Captain Marvel (2016) #6-7
The eventually genocidal mad geneticist Doctor Minerva will be making her film debut as played by Gemma Chan in Captain Marvel. In the comics, Minerva appeared primarily as a Mar-Vell antagonist, then partnered with fellow Kree Mister Atlas in the Quasar ongoing series. The couple eventually parted ways, and Minerva appeared as an antagonist in Spider-Man and, finally, Captain Marvel. She has yet to live up to her full potential as a villain, but this story might be the start of her doing just that.

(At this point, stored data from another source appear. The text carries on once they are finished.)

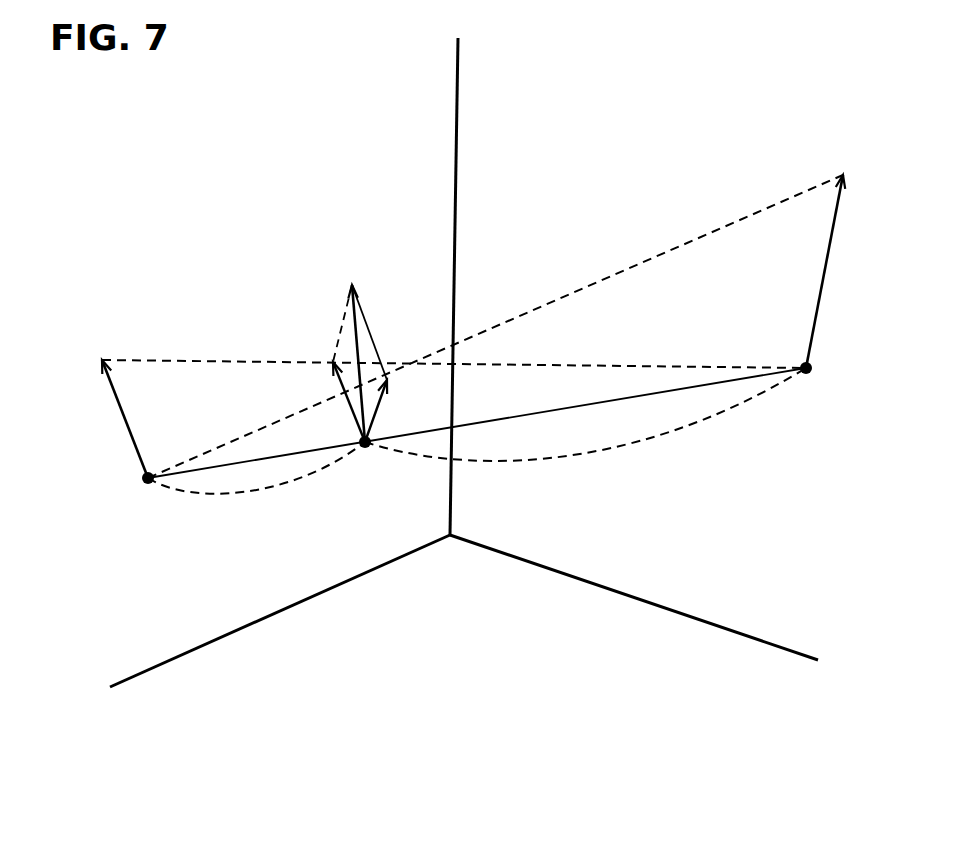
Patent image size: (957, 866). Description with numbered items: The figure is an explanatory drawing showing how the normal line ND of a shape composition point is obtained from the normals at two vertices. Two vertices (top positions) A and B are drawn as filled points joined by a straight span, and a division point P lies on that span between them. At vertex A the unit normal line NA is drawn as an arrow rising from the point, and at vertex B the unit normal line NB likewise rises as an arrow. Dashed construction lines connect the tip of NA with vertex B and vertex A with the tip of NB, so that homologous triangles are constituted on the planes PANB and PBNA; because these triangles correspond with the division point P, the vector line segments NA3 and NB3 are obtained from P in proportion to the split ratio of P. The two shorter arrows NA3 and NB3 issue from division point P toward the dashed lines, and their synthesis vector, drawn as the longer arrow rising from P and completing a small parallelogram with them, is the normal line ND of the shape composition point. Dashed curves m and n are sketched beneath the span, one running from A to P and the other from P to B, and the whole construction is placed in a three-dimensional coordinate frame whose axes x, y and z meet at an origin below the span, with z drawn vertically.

The normal line of vertex A NA is at (128, 438).
The normal line of vertex B NB is at (823, 297).
The normal line of shape composition point D ND is at (356, 348).
The normal line NA3 is at (302, 402).
The normal line NB3 is at (409, 411).
The vertex A is at (145, 495).
The vertex B is at (808, 385).
The division point P is at (363, 459).
The curve m between A and P m is at (256, 487).
The curve n between P and B n is at (585, 434).
The x axis x is at (263, 644).
The y axis y is at (656, 616).
The z axis z is at (455, 271).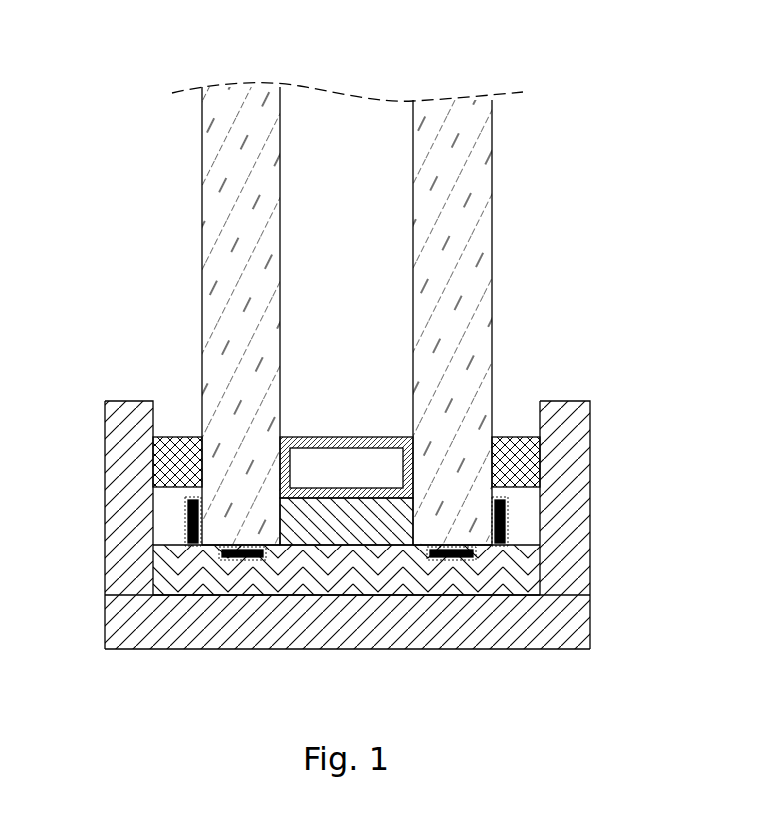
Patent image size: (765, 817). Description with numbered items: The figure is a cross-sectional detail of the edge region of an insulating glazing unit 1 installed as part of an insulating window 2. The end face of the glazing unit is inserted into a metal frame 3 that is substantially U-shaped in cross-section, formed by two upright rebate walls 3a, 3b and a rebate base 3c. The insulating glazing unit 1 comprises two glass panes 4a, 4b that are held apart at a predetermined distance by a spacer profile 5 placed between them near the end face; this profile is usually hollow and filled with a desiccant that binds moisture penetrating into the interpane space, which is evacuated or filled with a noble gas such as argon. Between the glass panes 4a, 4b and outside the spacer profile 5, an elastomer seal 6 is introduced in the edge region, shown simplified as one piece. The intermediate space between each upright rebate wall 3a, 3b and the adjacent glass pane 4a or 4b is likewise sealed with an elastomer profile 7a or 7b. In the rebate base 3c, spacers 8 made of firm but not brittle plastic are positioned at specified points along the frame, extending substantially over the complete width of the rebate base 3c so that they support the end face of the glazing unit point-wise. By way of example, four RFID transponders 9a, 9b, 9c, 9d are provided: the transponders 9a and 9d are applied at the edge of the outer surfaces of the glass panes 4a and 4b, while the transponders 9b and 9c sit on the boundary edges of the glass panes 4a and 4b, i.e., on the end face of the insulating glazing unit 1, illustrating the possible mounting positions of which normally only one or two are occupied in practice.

The insulating glazing unit 1 is at (488, 77).
The insulating window 2 is at (549, 250).
The metal frame 3 is at (348, 511).
The upright rebate wall 3a is at (103, 465).
The upright rebate wall 3b is at (592, 463).
The rebate base 3c is at (278, 602).
The glass pane 4a is at (232, 190).
The glass pane 4b is at (462, 188).
The spacer profile 5 is at (346, 435).
The elastomer seal 6 is at (347, 522).
The elastomer profile 7a is at (178, 436).
The elastomer profile 7b is at (517, 436).
The spacers 8 is at (405, 572).
The RFID transponder 9a is at (185, 522).
The RFID transponder 9b is at (218, 556).
The RFID transponder 9c is at (476, 555).
The RFID transponder 9d is at (508, 522).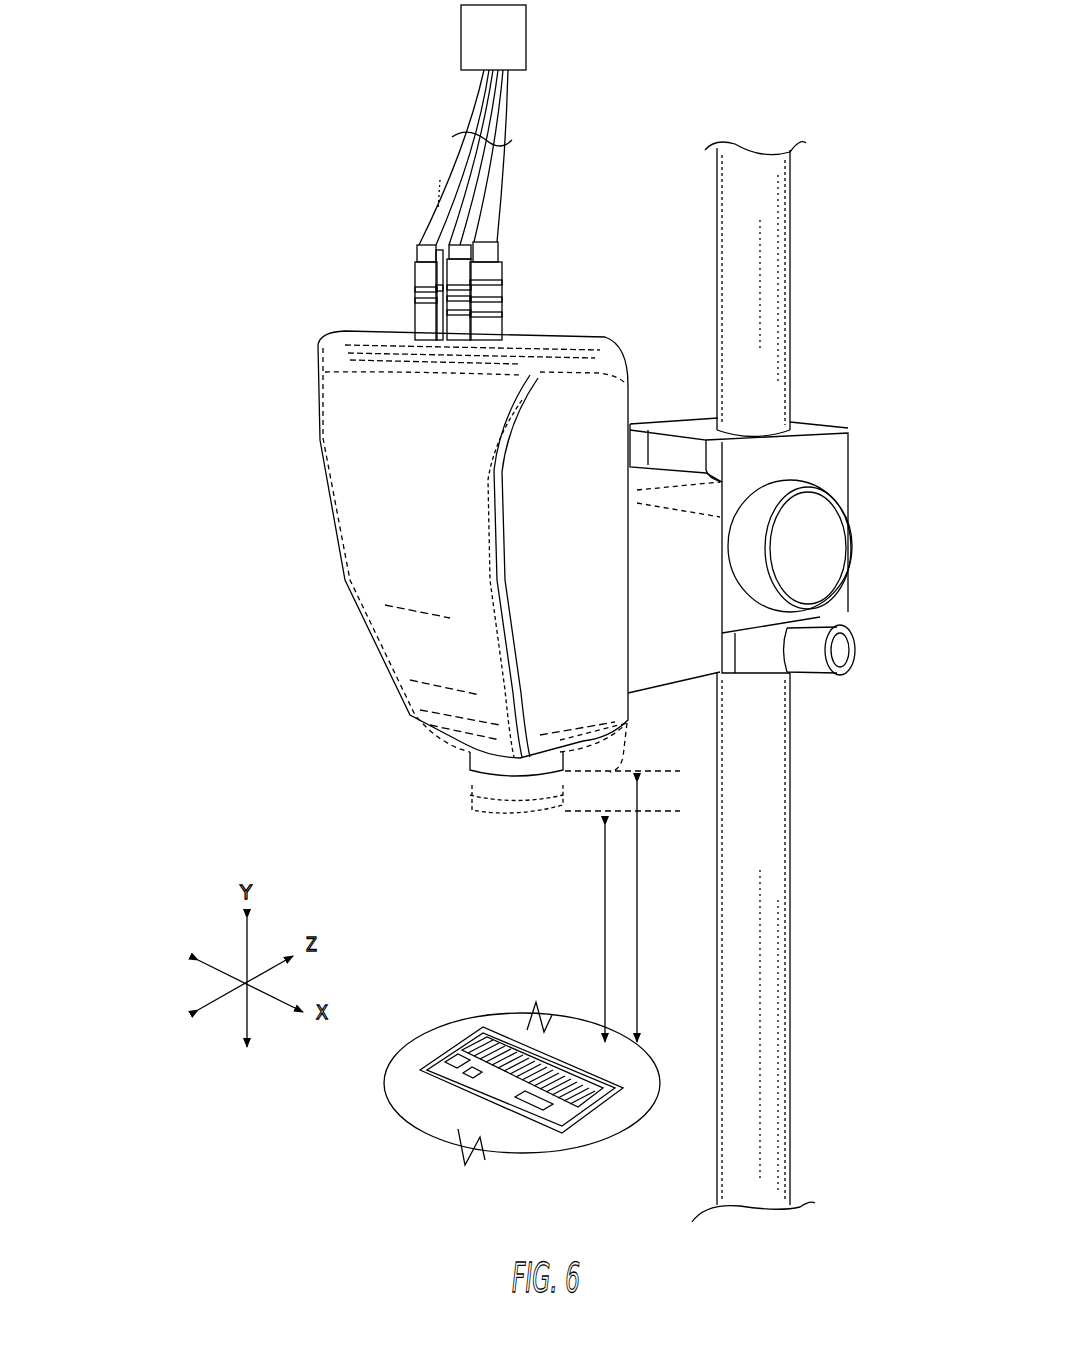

This whole series was really good and the only real downside to it is that it takes place during Civil War II, during which Carol’s actions were fascistic and mostly out of character thus fairly cringeworthy to read. On the other hand, it was in this series much more than in the crossover at large that we were given a deeper look at Carol's motives and the overwhelming desire to protect her friends that drives her to make some ill-advised decisions.